Lei scrive libri, fa interviste in tv, le hanno proposto anche L’Isola dei famosi…

«Il successo è come un gufo. Di notte, ne senti il richiamo a mezzo metro. Se cerchi di avvicinarti, lui si allontana di un metro. Se ti siedi e accendi una sigaretta, viene lui a cercarti e magari ti si posa sulla spalla. A me è capitato così. Ho iniziato a leggere i miei racconti ai bambini, poi sono piaciuti, li hanno pubblicati. Adesso Il mondo storto ha venduto 100mila copie in una settimana. Se mi annoierò scrivendo, tornerò a fare il boscaiolo. Ora il successo lo cavalco, è vero. Sono andato in tv, che è il mezzo per indottrinare il mondo, per vendere più libri. Ma non l’ho fatto solo per quello. Ho cercato di dire quello in cui credo, quello che penso sia giusto: essere naturali, non desiderare cose da esibire, che alimentano i dissapori tra poveri e ricchi».

 

Sa di essere un modello per tanti giovani?
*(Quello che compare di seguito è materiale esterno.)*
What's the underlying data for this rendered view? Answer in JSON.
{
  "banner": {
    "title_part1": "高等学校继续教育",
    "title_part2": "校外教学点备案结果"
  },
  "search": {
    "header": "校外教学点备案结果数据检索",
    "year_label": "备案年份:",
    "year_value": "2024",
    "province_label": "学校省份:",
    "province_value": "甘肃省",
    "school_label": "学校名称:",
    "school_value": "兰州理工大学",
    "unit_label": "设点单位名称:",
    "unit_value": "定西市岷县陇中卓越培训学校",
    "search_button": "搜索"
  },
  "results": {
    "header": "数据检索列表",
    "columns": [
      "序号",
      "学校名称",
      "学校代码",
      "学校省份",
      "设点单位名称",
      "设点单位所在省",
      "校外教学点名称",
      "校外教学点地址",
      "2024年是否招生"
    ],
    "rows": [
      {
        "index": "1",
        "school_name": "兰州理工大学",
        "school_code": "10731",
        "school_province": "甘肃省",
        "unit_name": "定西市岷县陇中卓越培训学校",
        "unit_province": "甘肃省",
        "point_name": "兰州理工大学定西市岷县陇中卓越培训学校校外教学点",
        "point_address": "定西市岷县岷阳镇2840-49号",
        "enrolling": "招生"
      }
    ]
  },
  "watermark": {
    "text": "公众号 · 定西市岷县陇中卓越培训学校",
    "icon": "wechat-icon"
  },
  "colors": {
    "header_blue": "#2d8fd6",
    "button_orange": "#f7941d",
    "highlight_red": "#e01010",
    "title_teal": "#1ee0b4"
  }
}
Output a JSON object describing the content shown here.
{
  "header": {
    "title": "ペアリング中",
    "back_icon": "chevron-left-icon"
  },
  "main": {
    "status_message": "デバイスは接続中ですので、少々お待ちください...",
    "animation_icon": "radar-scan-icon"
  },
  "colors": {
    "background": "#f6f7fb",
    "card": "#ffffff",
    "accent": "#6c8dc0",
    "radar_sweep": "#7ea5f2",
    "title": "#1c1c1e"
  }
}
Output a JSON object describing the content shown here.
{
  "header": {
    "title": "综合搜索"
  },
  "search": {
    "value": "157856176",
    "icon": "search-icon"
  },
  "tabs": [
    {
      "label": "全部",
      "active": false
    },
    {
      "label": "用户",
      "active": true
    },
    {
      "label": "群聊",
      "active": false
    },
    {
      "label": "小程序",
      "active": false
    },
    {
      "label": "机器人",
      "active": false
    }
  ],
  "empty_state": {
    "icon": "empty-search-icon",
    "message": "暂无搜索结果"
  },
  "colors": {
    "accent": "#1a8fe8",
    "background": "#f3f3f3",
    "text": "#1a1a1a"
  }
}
«L’ho capito. Cerco di non tradirli e deluderli. Per questo ho deciso di non partecipare all’Isola dei famosi. A qualcuno sarebbe piaciuto, a molti no».

Identikit

Mauro Corona, 66 anni, è nato a Piné (Tn) da due venditori ambulanti. Sopravvive a un’infanzia dura, crescendo a Erto, dove vive tuttora, tra boschi e scalate, il suo laboratorio di scultore, baite e osterie. Corona vive sempre in maglietta, anche d’inverno. Oggi ha moglie e quattro figli. A 13 anni, ha assistito alla tragedia del Vajont. Istruzione essenziale, mestieri pesanti: manovale, cavatore di pietre. Ma non ha mai trascurato le sue passioni: l’arrampicata sulla roccia e l’intaglio del legno. Scrive libri a mano.